Ok, and it works well I guess.
So far it works good, yeah.
Do you know how many publications you have?
No, I don’t know that one.
Ok, well, when did you stop counting?
Oh my. I think I stopped counting very early. My first paper that I wrote as a first author dates back to 1998, and my second paper I wrote not before 2000. So, at this very early stage, I thought, “oh my God, this is going to take ages until I have a very comparable track record to other scientists.” But then I figured out how science really works. Science works a lot in networking.
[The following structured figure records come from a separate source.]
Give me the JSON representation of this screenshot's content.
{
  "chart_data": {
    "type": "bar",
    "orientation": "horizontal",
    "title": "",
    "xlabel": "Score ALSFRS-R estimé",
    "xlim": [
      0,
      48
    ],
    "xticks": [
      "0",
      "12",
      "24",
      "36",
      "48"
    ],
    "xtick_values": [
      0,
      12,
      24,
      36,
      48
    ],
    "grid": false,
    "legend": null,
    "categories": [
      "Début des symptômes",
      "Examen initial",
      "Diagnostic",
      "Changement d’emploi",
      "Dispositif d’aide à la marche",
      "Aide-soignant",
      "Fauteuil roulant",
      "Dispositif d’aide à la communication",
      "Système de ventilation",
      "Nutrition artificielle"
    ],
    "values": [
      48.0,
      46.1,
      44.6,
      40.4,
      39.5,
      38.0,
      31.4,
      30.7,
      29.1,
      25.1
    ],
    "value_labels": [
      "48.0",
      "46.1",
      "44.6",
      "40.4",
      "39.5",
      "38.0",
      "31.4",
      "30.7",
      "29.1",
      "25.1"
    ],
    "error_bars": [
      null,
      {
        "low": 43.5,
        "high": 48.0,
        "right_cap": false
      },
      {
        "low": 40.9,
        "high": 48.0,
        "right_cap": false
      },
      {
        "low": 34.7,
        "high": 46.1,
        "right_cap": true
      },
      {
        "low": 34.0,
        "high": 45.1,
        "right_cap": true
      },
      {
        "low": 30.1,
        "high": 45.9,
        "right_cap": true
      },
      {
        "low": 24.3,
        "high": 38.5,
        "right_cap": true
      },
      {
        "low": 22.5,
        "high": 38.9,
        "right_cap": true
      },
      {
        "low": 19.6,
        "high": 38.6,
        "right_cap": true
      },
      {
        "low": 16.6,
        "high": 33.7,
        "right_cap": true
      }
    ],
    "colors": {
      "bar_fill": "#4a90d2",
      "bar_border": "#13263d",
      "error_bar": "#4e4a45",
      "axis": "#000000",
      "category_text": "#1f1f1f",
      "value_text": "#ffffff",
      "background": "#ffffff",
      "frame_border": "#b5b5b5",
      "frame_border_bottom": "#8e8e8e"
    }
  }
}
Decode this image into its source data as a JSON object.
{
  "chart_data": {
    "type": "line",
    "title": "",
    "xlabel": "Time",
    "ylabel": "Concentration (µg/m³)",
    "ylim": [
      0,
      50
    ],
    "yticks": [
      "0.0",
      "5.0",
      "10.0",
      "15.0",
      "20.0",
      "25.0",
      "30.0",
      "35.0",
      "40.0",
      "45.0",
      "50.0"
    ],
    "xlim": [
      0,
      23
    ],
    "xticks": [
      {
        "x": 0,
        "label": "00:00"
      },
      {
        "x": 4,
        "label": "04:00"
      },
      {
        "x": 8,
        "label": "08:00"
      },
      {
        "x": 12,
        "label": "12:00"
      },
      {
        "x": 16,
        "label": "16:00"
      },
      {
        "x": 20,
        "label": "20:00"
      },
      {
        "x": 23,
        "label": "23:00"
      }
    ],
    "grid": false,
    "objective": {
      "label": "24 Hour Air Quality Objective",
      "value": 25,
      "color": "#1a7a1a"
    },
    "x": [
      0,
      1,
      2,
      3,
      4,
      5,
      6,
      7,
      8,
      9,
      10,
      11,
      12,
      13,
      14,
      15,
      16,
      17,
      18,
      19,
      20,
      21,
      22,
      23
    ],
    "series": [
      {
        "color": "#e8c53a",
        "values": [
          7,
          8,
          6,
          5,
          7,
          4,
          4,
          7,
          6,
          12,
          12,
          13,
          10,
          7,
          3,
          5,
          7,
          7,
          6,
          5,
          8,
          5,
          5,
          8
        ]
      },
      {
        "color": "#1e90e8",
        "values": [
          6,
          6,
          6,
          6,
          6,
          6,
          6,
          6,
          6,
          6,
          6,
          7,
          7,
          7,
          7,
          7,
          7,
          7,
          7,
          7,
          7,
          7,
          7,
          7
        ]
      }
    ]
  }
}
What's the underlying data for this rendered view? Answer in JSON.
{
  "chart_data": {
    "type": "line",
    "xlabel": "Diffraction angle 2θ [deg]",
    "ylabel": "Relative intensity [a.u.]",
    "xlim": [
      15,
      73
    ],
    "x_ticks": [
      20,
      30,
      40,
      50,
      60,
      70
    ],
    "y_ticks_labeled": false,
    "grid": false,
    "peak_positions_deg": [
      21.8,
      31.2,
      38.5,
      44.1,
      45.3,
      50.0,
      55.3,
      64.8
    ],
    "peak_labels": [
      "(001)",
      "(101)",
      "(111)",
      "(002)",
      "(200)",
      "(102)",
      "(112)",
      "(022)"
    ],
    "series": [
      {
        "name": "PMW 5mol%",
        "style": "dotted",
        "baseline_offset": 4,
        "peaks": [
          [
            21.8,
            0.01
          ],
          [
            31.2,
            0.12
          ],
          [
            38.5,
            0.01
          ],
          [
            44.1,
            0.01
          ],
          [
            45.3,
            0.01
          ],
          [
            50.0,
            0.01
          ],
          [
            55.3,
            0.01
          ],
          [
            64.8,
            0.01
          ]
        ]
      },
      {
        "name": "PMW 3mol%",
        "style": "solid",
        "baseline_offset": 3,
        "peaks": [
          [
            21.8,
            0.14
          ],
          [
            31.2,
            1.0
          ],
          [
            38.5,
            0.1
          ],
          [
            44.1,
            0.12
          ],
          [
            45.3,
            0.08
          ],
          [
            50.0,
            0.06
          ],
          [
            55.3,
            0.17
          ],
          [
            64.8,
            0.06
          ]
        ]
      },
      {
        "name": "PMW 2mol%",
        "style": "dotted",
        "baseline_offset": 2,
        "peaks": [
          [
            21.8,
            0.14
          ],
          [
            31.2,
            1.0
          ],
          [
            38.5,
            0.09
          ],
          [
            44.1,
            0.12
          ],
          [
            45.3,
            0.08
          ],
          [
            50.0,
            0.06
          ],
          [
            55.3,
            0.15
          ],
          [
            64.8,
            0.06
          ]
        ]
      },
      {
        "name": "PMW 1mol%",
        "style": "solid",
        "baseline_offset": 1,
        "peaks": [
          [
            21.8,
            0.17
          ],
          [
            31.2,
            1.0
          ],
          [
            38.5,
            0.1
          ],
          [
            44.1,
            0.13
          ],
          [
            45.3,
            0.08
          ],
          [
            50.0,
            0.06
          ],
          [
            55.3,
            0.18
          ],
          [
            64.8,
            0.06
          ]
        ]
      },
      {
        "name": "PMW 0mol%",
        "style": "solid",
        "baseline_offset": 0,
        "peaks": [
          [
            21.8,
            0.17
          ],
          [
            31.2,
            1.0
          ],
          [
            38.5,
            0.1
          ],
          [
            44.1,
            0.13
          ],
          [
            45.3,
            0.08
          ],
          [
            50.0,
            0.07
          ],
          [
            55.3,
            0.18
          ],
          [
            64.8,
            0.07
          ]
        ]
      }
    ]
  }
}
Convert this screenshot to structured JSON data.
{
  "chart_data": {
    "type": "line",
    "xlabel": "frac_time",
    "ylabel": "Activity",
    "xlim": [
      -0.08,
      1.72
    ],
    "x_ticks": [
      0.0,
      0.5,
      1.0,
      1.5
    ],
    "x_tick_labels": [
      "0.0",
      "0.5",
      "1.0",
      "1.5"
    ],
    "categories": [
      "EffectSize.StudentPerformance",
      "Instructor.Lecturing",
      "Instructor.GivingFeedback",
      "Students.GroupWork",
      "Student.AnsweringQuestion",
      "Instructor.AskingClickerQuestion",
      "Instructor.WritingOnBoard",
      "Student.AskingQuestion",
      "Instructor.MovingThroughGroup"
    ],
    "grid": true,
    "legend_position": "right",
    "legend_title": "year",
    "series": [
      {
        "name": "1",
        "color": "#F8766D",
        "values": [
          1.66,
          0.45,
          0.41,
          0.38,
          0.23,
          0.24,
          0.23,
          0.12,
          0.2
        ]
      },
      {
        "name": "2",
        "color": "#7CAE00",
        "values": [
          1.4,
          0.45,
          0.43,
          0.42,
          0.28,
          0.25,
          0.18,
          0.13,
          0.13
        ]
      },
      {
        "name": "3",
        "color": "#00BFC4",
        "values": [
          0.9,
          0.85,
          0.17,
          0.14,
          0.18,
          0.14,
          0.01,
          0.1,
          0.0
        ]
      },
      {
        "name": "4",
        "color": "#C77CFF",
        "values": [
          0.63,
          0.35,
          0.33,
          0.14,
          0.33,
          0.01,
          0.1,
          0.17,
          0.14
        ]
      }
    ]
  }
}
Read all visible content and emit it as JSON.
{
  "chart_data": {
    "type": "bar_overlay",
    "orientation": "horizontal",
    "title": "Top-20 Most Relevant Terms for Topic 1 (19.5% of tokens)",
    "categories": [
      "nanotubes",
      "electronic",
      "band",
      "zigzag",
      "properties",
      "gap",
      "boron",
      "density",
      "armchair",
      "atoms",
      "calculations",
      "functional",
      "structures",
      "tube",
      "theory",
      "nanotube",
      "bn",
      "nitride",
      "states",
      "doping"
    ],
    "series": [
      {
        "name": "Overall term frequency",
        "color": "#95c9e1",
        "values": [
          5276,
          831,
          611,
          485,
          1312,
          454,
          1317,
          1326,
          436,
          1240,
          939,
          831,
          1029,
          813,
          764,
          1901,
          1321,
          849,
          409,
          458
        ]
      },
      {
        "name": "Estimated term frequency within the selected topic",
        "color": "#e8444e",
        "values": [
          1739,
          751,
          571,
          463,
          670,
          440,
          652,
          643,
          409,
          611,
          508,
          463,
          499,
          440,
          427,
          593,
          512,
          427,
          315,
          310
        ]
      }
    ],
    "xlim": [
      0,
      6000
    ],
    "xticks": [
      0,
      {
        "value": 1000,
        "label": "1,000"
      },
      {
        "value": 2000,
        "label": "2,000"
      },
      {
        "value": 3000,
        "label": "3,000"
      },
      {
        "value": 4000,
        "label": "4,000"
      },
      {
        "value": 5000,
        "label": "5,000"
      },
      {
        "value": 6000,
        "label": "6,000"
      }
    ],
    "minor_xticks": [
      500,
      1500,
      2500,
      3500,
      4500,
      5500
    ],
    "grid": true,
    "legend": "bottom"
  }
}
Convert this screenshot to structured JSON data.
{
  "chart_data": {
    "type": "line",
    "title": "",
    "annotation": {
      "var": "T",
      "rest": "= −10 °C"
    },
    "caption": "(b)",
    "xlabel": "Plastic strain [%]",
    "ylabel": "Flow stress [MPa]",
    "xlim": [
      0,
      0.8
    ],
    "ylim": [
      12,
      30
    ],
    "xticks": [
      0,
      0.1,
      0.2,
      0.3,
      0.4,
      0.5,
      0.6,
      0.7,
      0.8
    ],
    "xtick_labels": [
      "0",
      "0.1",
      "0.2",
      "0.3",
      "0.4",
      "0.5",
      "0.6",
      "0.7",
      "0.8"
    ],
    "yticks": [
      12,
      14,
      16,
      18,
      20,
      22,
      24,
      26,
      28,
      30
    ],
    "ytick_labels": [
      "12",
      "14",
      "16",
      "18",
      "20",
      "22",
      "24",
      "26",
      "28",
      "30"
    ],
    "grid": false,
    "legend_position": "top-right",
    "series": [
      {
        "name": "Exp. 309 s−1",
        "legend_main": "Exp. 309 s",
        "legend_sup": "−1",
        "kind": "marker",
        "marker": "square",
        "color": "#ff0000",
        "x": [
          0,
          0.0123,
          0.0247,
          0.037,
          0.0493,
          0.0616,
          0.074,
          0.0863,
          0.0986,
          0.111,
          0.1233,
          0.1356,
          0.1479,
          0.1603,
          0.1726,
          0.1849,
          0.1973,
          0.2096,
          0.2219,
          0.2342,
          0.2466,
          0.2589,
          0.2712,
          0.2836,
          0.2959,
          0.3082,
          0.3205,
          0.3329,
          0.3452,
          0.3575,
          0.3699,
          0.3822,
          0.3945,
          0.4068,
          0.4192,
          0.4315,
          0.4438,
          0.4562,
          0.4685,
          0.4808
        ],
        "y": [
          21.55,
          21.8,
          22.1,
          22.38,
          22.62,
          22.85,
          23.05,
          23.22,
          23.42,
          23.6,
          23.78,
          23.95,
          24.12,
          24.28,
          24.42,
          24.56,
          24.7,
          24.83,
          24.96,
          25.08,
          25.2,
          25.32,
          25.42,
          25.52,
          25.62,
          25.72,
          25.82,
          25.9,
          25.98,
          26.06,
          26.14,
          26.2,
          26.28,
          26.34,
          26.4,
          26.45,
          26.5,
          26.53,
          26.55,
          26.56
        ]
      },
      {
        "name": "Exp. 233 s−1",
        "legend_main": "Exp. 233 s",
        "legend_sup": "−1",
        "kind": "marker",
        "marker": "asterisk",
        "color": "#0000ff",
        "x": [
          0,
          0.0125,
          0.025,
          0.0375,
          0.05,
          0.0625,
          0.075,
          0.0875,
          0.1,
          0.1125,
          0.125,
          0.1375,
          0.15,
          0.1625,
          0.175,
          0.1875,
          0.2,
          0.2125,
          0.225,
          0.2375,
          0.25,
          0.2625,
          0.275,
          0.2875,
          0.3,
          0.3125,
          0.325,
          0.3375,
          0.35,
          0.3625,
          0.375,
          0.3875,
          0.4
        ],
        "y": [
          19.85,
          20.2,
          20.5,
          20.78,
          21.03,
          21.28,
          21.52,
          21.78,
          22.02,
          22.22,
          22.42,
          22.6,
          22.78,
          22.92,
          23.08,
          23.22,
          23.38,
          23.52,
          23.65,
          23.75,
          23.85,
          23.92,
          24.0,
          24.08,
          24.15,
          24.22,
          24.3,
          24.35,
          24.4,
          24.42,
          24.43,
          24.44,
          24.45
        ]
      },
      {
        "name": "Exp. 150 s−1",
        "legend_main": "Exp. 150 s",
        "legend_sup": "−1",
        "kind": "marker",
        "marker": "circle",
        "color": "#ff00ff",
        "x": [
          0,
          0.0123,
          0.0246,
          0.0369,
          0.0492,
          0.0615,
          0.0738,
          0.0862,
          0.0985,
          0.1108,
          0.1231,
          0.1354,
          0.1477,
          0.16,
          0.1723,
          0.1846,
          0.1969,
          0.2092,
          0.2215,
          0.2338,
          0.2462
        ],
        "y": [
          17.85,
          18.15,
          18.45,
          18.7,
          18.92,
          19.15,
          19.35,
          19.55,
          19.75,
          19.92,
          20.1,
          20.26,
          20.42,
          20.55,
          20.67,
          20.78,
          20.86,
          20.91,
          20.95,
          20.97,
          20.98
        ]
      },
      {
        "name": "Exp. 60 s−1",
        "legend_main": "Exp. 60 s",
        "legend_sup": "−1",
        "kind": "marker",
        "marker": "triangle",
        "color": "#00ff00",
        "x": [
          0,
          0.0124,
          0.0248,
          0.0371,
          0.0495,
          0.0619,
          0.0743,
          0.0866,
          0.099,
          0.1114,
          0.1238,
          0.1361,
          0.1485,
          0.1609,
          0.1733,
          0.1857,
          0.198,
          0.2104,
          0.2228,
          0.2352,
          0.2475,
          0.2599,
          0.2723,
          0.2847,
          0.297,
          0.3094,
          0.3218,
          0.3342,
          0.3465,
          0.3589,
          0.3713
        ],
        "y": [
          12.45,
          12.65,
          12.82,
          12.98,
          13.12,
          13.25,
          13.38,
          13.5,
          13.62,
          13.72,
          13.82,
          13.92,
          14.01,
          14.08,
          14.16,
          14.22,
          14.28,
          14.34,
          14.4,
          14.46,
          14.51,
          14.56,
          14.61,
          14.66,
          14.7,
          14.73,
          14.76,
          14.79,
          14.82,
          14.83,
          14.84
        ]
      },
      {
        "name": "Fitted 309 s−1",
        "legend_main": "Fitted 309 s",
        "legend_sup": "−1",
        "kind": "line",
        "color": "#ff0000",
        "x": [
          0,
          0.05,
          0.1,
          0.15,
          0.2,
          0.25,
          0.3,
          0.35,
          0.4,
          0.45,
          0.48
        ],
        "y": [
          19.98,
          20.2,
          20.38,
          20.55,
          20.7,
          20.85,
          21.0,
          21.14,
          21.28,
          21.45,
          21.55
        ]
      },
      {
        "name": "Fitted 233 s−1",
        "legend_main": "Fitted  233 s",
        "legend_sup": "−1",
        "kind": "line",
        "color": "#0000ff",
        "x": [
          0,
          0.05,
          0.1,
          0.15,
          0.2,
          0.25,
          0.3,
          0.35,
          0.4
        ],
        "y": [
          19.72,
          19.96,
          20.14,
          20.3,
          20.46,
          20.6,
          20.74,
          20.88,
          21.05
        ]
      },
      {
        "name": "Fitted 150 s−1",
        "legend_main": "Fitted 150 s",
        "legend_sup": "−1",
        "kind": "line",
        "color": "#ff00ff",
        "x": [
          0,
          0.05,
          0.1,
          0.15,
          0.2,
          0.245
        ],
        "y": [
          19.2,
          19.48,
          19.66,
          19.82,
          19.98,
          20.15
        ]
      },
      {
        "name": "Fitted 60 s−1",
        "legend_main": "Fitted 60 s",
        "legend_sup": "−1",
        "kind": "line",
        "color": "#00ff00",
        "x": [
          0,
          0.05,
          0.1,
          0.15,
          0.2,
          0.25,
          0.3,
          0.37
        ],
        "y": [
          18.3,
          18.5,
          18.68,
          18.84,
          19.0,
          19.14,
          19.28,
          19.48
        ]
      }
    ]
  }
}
You have a couple of different projects in different stages. You start writing a manuscript and you see that you lack some data, so you go back to the laboratory or have people do that work for you. You have PhD students, you have collaborators, you have post-docs. It’s like cooking several meals. You need to take care of the different stages of the meals, and you need to know when they are good to put them on the platter and disseminate them. With that, if you like to do that, and if you like networking and collaborating, the publications come automatically. That’s the time that I stopped counting them.
Well I found on ResearchGate that you have 554 research items there, 64,531 reads, and 12,487 citations.
I know, me too! The last question is a little bit of a tricky one. Just imagine you are in a jungle and you are on a tree. You have one gun with only one bullet inside, and under the tree there is a lion, a pair of pumas, and a jaguar. What will you do? Who will you shoot at?
Good question! I don’t like to shoot animals to begin with, but apparently in that story I need to do that.
Well, you need to survive. That’s the task.
All three of them can climb the tree, right? So, probably I will wait. They are hungry, right? They are starving. So, I will wait until they kill themselves, and I assume the lion will be the winner, and then I shoot the lion.